Olive Page 3

The Short Form
WWW.OLIVE.US / 877-296-5483 / $899 / 17.125 x 11.5 x 3.375 IN
•Excellent sound and incredibly quiet operation. •Superb music organization and access. •Legible LCD readout. •Elegant design.
•No video output/onscreen display. •Won't import noncontiguous tracks. 0512_olive_benfolds
Key Features
•Plays and rips CDs to 80-GB hard drive •Rips to FLAC, WAV, AIFF, and MP3 formats for 125- to 1,500-plus-disc capacity •Wireless or wired streaming of music to up to 5 zones; incorporates Wi-Fi access point; 4-port Ethernet switch for setup of multiple networked A/V components •Can burn audio CDs from hard drive •1-touch CD-copying/burning •Playlist/Searchlist ("smart"-playlist) creation, playback •Full-function supplied remote control includes volume-control/mute •Playlist data-editing software (Mac only)
Test Bench
CD playback was very good, with linearity essentially perfect and noise modulation as good as I've seen. Noise performance was about 3 dB inferior to the very best players, which is still very good. I checked my tests on a FLAC-imported version of our test CD and got essentially identical results - no surprise. Analog-domain record/play frequency response was nearly as good as CD play-only, as was distortion. Full lab results
And here's a biggie: Like most servers or CD changers, Symphony lets you edit info on your recordings by scrolling through lists of characters via its jog/shuttle wheels - an extremely tedious task. But you can also just type your Symphony's IP address (displayed on its Info page) into the Web browser of any computer on your home network, and you'll get typing access to most of its editable fields - Artists, Albums, Songs, Genres, Playlists. This will be a godsend to obsessive-collector types. For example, a disc whose ill-conceived table of contents yields an Artist listing of, say, "Barbara Hendricks," which unhappily sorts under the "Bs," can be instantly edited to "Hendricks, Barbara," to sort where it should. Very cool.
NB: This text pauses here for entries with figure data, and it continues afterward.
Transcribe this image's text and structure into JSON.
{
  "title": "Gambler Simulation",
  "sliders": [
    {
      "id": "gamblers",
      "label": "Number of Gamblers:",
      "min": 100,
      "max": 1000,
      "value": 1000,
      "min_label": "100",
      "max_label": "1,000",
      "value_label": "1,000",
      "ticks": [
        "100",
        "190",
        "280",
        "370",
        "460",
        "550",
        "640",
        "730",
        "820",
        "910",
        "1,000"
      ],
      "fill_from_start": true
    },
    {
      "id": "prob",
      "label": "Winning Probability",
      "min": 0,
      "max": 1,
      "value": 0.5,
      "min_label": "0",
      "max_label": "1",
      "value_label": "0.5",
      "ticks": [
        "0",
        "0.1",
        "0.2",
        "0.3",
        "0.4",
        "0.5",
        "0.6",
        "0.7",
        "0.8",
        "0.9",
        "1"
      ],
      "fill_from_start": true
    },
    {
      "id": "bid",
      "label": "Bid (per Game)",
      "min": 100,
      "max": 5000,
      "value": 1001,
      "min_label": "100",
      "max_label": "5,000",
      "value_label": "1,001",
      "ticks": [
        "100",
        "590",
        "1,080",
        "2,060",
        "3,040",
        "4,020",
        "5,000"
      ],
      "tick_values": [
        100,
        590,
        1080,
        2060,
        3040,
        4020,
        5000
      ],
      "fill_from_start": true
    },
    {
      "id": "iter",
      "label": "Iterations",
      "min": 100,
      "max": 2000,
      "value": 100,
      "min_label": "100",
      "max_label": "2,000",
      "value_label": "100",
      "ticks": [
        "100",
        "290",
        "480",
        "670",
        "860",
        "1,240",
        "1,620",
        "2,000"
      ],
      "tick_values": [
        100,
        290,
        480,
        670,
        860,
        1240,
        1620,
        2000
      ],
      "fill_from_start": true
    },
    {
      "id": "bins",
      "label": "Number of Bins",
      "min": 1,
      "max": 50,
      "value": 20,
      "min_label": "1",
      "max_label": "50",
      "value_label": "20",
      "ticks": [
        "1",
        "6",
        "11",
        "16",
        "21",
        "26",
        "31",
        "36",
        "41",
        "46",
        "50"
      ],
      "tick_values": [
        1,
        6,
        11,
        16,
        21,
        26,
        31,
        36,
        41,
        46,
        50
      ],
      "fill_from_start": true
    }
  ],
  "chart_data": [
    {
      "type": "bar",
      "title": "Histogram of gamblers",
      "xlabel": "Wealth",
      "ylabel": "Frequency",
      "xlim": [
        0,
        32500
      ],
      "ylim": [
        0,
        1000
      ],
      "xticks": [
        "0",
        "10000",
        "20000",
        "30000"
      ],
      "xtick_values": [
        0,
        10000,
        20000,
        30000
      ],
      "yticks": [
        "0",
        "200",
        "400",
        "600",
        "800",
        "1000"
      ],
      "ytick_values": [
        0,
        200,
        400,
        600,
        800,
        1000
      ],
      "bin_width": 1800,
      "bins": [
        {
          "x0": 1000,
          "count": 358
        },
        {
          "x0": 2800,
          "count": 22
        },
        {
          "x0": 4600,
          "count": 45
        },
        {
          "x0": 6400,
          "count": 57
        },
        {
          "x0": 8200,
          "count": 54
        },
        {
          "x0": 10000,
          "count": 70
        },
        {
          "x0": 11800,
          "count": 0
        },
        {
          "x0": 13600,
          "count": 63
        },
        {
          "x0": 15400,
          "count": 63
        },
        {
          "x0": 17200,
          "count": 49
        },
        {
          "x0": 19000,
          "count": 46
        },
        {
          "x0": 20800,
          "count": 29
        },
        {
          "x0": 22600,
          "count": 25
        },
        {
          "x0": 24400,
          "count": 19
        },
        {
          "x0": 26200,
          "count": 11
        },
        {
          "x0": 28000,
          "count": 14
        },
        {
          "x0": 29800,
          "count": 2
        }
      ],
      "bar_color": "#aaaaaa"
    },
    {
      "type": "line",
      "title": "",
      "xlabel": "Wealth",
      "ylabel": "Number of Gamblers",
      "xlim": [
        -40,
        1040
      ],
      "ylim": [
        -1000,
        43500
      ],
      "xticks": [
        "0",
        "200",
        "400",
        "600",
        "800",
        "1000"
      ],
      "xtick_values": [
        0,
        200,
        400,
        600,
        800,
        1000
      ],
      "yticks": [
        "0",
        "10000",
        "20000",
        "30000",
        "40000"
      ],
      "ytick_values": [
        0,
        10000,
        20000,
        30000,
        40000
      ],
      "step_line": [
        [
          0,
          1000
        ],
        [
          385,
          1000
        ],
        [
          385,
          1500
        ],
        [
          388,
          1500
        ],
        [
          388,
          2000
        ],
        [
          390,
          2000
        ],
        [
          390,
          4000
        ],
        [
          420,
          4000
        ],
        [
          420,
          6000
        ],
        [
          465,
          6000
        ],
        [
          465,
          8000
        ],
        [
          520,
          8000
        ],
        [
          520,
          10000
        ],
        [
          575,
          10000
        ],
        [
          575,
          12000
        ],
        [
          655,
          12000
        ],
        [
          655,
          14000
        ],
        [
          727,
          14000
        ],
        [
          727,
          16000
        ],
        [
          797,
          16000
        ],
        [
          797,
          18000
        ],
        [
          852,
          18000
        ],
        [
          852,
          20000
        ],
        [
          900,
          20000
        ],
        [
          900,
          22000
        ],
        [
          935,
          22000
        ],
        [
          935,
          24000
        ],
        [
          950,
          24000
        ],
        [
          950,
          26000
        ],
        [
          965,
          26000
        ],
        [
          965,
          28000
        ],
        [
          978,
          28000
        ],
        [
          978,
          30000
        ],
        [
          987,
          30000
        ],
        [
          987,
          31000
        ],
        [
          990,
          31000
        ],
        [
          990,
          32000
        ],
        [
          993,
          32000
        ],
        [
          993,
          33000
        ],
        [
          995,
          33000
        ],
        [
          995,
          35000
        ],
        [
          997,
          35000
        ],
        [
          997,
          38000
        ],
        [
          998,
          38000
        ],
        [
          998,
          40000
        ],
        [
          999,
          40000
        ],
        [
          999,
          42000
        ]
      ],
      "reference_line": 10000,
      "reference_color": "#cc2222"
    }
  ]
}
On the other hand, I uncovered a couple of prominent gaps in Symphony's operation. The biggest: no video output for an onscreen display. The upside is that you don't need to turn on a TV to use Symphony. The downside is that the 3.75 x 1.5-inch LCD is your only window to its extensive menus and displays, many of which are critical to everyday operation. You can set a default to get a large-font display of the current track title, times, the progress bar, and scrolling album title during playback, and this was easy to read from across the room (absent bright light falling across the LCD). But for extensive programming, you really need to be standing next to Symphony itself.

You also can't select noncontiguous tracks for importation. Sure, you can rip an entire CD and simply delete the songs you don't want, which only takes a couple of keypresses. But for CDs from which you want to grab only two or three songs - and don't we all own too many of those? - this is a big hassle. Olive says it's working to correct this in a future software update - Symphony's firmware is upgradable through its own Internet connection or via a Web-download burnt to CD from your PC or Mac.

BOTTOM LINE There's even more to Olive's Symphony, but I've run out of space. Suffice it to say, this is the most thoroughly implemented, intelligently designed music server I've encountered, and its value is unquestionable - if it had a video out and onscreen display, it'd be just about perfect. Any serious music listener/collector who wants to replace 200 to as many as 2,000 CDs with a single slim component must check it out.